Aszure Barton & Artists
present Busk & Blue Soup
April 17 & 18
at the Betty Oliphant Theatre, Toronto
in collaboration with the National Ballet School
There's been a seismic shift in the dance world in recent years, one that echoes across all the creative disciplines as they work to readapt to the changed financial landscape. As a major national institution, the National Ballet School in Toronto it taking the bull by the horns, so to speak, in an effort to educate their students not only in the art of dance, but in the art of running a creative business. To that end, they've entered into a brand new mentoring programme with star alumna Aszure Barton.
You could hardly think of a better and more inspiring example for students of dance than Aszure Barton. The Alberta born dance sensation, a protégée of Mikhail Barishnikov, is currently based in New York City with her Aszure Barton & Artists company as both choreographer and dancer. She's defnitely carving out a distinct name for herself in the international world of dance with innovative choreography. Recent commissions include original works premiered by the American Ballet Theatre in October 2009, and with the National Ballet of Canada in November 2009.
This time around, her company's performances are part of that process. "The producer is 18, and the donors are in their 20's," says the Ballet School's Jeff Melanson. "I think it will be very useful." Aszure will be mentoring Robert Binet, that 18 year old producer and Ballet School student, in a collaborative process.
It's an important evolution when the landscape for dance is in a state of flux. At one time, graduates could count on a position with a major dance company somewhere in the world. Today the trend is more towards a model of creative entrepreneurship. Jeff mentions Toronto's Arts & Crafts Record label as another example of a creative business that started small, and now has a global reach. "It's a pretty exciting time in terms of opportunity," he says.

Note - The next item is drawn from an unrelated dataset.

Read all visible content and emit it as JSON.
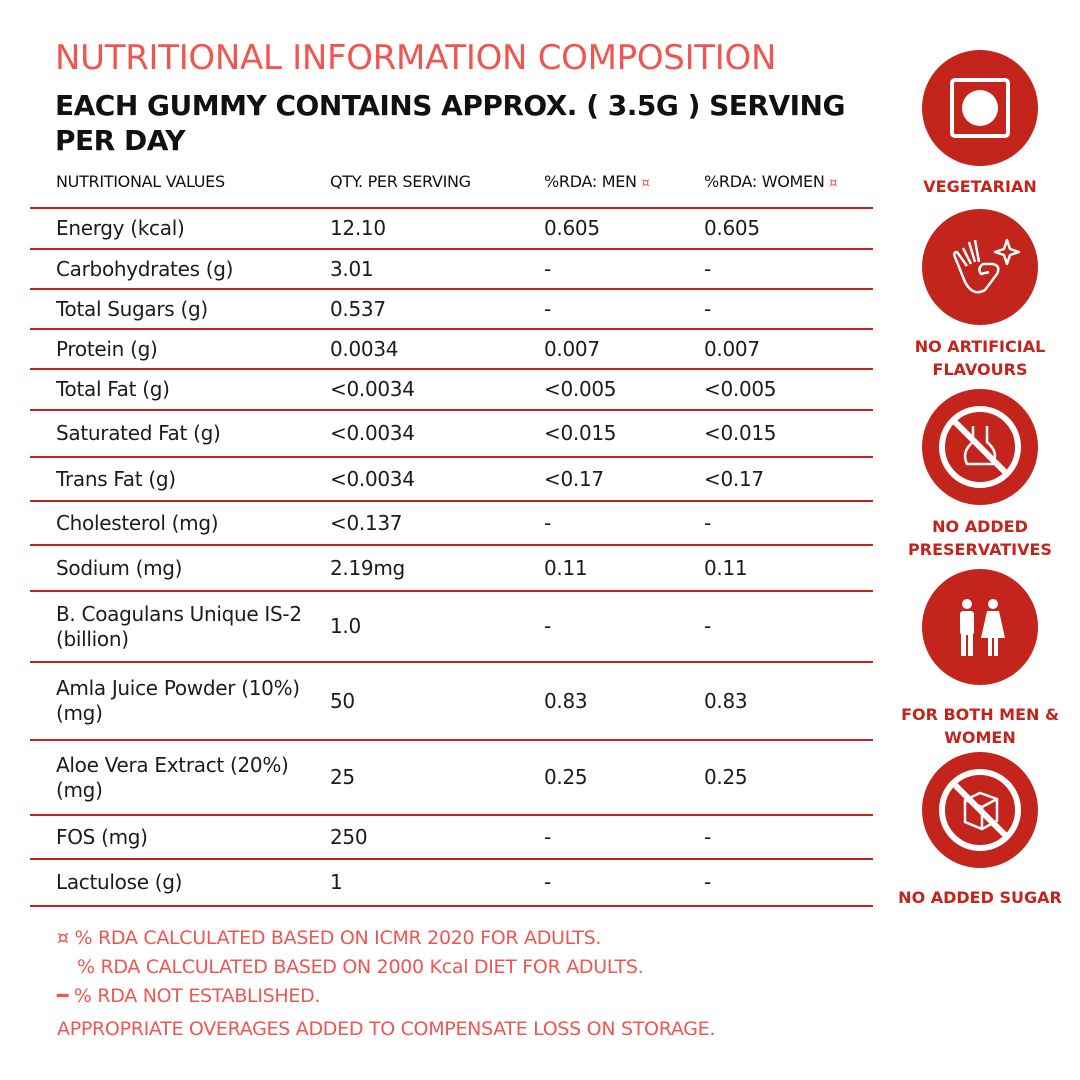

Still, the opportunity comes because some doors have simply slammed shut."There's a fairly massive gulf between larger institituions and smaller, more recent companies," Jeff says, pointing to longterm funding issues. "They can't make the transition to more stable, mid-sized companies. We're exploring our responsibility as a large institution. We're trying to embed that sense of creativity and entrepreneurialism."

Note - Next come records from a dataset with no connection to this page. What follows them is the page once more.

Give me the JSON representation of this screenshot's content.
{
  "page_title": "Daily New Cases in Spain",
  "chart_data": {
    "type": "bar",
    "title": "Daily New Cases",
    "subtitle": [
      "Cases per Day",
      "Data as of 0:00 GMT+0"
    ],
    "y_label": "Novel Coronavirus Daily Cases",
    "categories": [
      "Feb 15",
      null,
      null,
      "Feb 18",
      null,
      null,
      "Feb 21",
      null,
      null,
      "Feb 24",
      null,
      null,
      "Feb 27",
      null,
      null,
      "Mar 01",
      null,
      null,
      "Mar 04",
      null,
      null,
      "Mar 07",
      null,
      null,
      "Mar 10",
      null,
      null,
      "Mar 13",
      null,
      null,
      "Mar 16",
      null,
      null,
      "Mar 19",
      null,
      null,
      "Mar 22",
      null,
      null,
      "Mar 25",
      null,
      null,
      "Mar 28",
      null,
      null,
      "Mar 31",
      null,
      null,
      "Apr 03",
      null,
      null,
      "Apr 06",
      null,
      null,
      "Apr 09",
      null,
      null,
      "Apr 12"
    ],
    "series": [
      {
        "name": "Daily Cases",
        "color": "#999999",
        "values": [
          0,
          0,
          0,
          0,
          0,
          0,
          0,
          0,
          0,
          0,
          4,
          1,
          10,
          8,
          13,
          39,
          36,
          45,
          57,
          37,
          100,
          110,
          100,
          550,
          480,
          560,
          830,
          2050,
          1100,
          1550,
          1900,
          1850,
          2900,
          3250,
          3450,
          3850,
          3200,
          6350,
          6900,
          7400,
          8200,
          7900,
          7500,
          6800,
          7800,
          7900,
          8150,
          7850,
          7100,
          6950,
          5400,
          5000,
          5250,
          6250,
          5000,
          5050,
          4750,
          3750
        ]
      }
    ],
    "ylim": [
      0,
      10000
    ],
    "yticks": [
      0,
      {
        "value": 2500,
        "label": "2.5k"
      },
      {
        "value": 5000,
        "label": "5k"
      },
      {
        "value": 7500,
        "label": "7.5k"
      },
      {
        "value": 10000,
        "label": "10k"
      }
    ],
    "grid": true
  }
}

Ballet sometimes gets stuck with the label of being stodgy and too stuck in old, established way, a fallacy both the National Ballet School and National Ballet of Canada itself has tried to dispell."People talk about technology like it's the worst thing that's ever happened to us," Jeff says. "If we embrace the opportunities, we can explore the possibilities." He notes the younger, media savvy generation and its 'new' perspective. "It's a shift - you still emphasize the content, but now you pay attention to the delivery of it as well."